The unperturbed Hamiltonian (\(\lambda=0\)) is \(\epsilon\hat Z\) with levels \(\pm\epsilon\) and gap \(2\epsilon\). Expanding the upper level for small \(\lambda\) at fixed \(\epsilon\):

\[ E_+ = \epsilon\sqrt{1 + \frac{\lambda^2}{\epsilon^2}} = \epsilon\left(1 + \frac{\lambda^2}{2\epsilon^2} - \frac{\lambda^4}{8\epsilon^4} + \cdots\right) = \epsilon + \frac{\lambda^2}{2\epsilon} - \frac{\lambda^4}{8\epsilon^3} + \cdots. \]

The second-order term is \(E_+^{(2)} = \lambda^2/(2\epsilon)\). This agrees with the non-degenerate perturbation-theory formula, \(E_+^{(2)} = \vert\langle -\vert \hat V\vert +\rangle\vert^2 / (E_+^{(0)} - E_-^{(0)})\) with off-diagonal matrix element \(\lambda\) and energy denominator equal to the unperturbed gap \(2\epsilon\).

(b) The second-order term is a controlled (small) correction when it is much smaller than the zeroth-order structure it corrects — here the half-gap \(\epsilon\):

\[ \frac{\lambda^2}{2\epsilon} \ll \epsilon \quad\Longleftrightarrow\quad \lambda^2 \ll 2\epsilon^2 \quad\Longleftrightarrow\quad |\lambda| \ll \epsilon. \]

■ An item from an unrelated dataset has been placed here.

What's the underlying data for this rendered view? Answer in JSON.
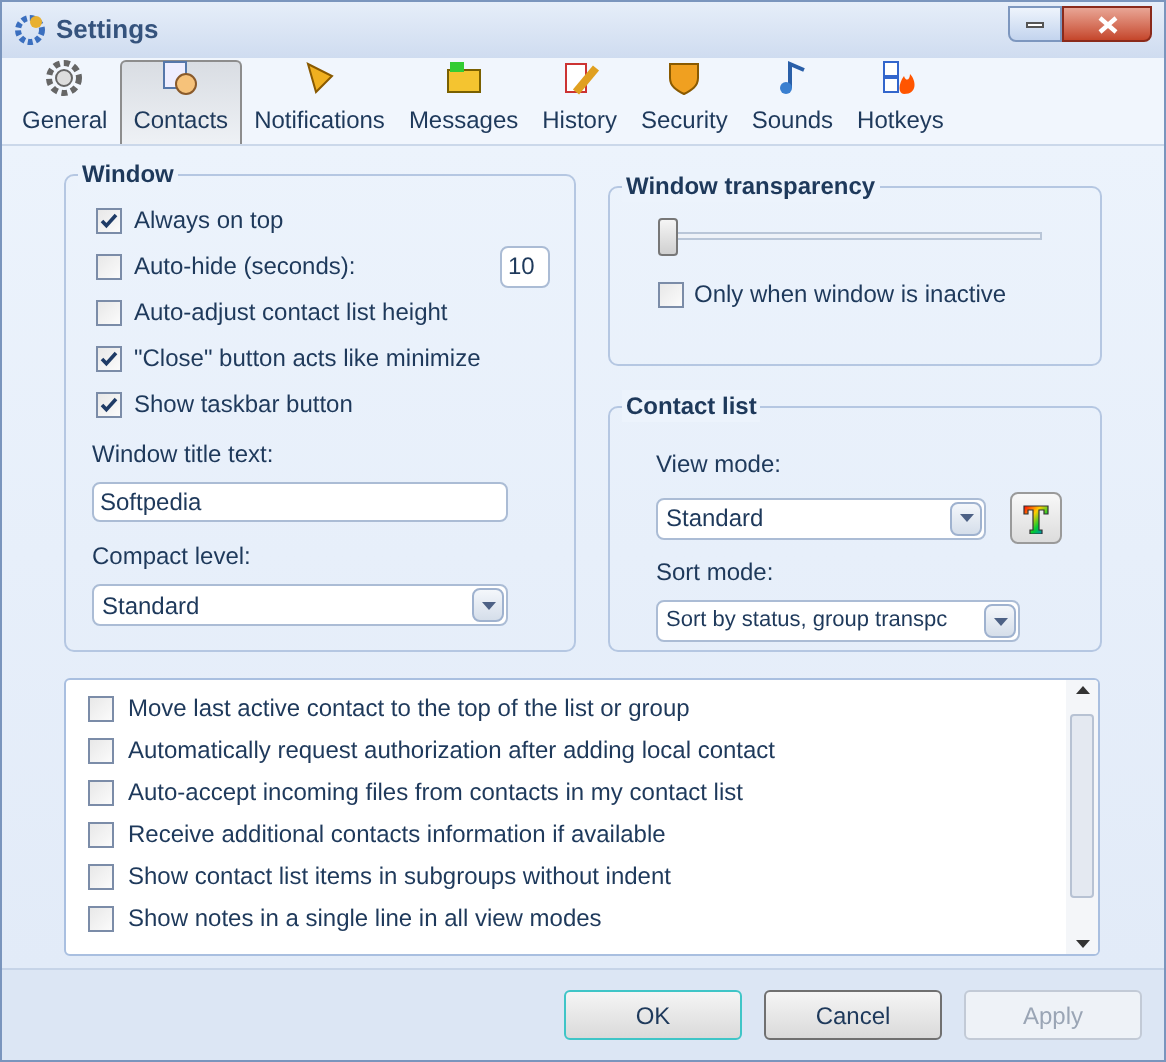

Equivalently, the dimensionless expansion parameter is \(\lambda/\epsilon\) (it appears as \(\sqrt{1 + (\lambda/\epsilon)^2}\)); the series in \(\lambda\) converges for \(|\lambda|/\epsilon < 1\), i.e. \(|\lambda| < \epsilon\), and the correction is a small controlled one when \(|\lambda| \ll \epsilon\) — the perturbation matrix element must be much smaller than the half-gap \(\epsilon\). (Consistently, \(E_+\) has branch points at \(\lambda = \pm\mathrm{i}\,\epsilon\), so the radius of convergence is exactly \(R = \epsilon\).)

(c) The validity condition involves only the ratio \(\lambda/\epsilon\), not either parameter alone — and that is precisely why the two limits do not commute:

  • \(\lambda\to 0\) first, at fixed \(\epsilon>0\): the ratio \(\lambda/\epsilon \to 0\), perturbation theory is valid, \(E_+ \to \epsilon\), and the eigenstates approach the unperturbed \(\vert 0\rangle, \vert 1\rangle\). Then taking \(\epsilon\to 0\) smoothly closes the gap with the system always in the perturbative regime.

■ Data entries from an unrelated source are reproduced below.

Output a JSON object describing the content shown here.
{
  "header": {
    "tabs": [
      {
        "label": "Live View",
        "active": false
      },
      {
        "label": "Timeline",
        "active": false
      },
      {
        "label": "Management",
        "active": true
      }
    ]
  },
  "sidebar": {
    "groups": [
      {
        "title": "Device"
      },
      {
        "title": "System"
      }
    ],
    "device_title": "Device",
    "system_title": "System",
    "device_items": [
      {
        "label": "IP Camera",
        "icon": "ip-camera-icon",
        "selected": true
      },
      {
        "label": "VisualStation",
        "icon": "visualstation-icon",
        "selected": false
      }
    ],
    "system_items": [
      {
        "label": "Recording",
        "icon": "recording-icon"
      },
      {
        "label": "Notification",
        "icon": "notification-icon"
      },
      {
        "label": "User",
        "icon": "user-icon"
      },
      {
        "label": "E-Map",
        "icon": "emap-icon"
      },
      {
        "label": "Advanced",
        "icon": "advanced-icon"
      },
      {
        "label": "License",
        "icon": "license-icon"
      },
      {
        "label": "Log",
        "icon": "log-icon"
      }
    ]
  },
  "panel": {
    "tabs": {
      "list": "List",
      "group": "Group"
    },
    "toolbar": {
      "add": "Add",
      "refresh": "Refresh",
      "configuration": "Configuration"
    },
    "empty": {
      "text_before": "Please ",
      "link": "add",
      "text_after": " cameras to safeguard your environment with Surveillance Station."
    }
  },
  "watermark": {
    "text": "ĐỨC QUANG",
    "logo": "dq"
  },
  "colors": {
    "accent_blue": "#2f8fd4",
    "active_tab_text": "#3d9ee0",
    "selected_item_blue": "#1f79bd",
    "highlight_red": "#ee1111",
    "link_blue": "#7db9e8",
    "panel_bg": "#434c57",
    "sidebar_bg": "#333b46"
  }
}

  • \(\epsilon\to 0\) first, at fixed \(\lambda\): the ratio \(\lambda/\epsilon \to \infty\), the energy denominator in \(E_+^{(2)} = \lambda^2/\epsilon\) blows up, and perturbation theory breaks down. At \(\epsilon = 0\) exactly, \(E_\pm = \pm|\lambda|\) and the eigenstates are the fully rotated states \(\vert\pm\rangle\) — nothing like \(\vert 0\rangle, \vert 1\rangle\). Taking \(\lambda\to 0\) afterward cannot undo a rotation that already happened.

Hence

\[ \lim_{\epsilon\to 0}\ \lim_{\lambda\to 0}\ \vert\psi_+(\lambda,\epsilon)\rangle \;\ne\; \lim_{\lambda\to 0}\ \lim_{\epsilon\to 0}\ \vert\psi_+(\lambda,\epsilon)\rangle : \]

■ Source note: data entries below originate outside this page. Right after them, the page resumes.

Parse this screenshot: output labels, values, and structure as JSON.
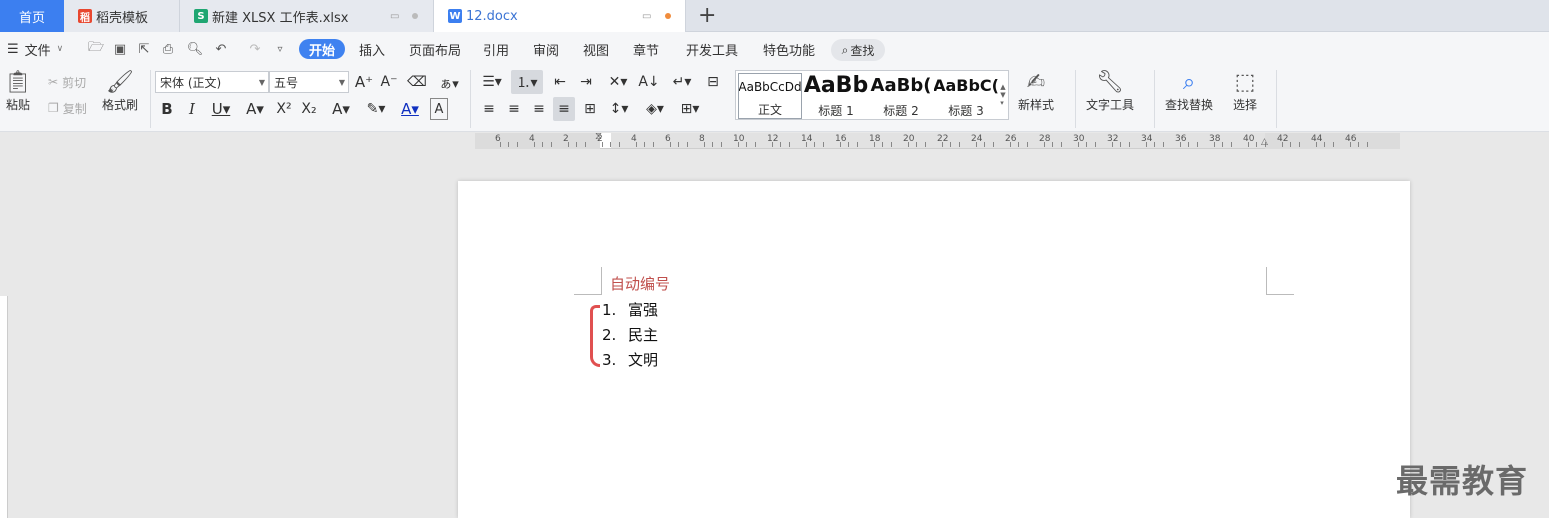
{
  "tabs": {
    "home": "首页",
    "template": "稻壳模板",
    "xlsx": "新建 XLSX 工作表.xlsx",
    "docx": "12.docx"
  },
  "menu": {
    "file": "文件",
    "items": [
      "开始",
      "插入",
      "页面布局",
      "引用",
      "审阅",
      "视图",
      "章节",
      "开发工具",
      "特色功能"
    ],
    "search": "查找"
  },
  "ribbon": {
    "paste": "粘贴",
    "cut": "剪切",
    "copy": "复制",
    "format_painter": "格式刷",
    "font_name": "宋体 (正文)",
    "font_size": "五号",
    "styles": [
      {
        "preview": "AaBbCcDd",
        "name": "正文"
      },
      {
        "preview": "AaBb",
        "name": "标题 1"
      },
      {
        "preview": "AaBb(",
        "name": "标题 2"
      },
      {
        "preview": "AaBbC(",
        "name": "标题 3"
      }
    ],
    "new_style": "新样式",
    "text_tools": "文字工具",
    "find_replace": "查找替换",
    "select": "选择"
  },
  "ruler": {
    "numbers": [
      "6",
      "4",
      "2",
      "2",
      "4",
      "6",
      "8",
      "10",
      "12",
      "14",
      "16",
      "18",
      "20",
      "22",
      "24",
      "26",
      "28",
      "30",
      "32",
      "34",
      "36",
      "38",
      "40",
      "42",
      "44",
      "46"
    ]
  },
  "document": {
    "heading": "自动编号",
    "list": [
      {
        "num": "1.",
        "text": "富强"
      },
      {
        "num": "2.",
        "text": "民主"
      },
      {
        "num": "3.",
        "text": "文明"
      }
    ]
  },
  "watermark": "最需教育",
  "colors": {
    "accent": "#3c7ff0",
    "heading_red": "#c0504d",
    "annotation": "#e05050"
  }
}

the double limit \((\lambda,\epsilon)\to(0,0)\) depends on the path, i.e. on the value of \(\lambda/\epsilon\) along the way. This is the near-degenerate regime. When \(\lambda \gtrsim \epsilon\), the two levels are too close for \(\lambda\) to count as a small correction, non-degenerate perturbation theory fails, and one must diagonalize the \(2\times 2\) block exactly (degenerate perturbation theory). The non-commuting limits are the sharp mathematical signature of the lesson in Problem 6: “the gap is nonzero” is not enough — what governs perturbation theory is the size of the perturbation relative to the gap.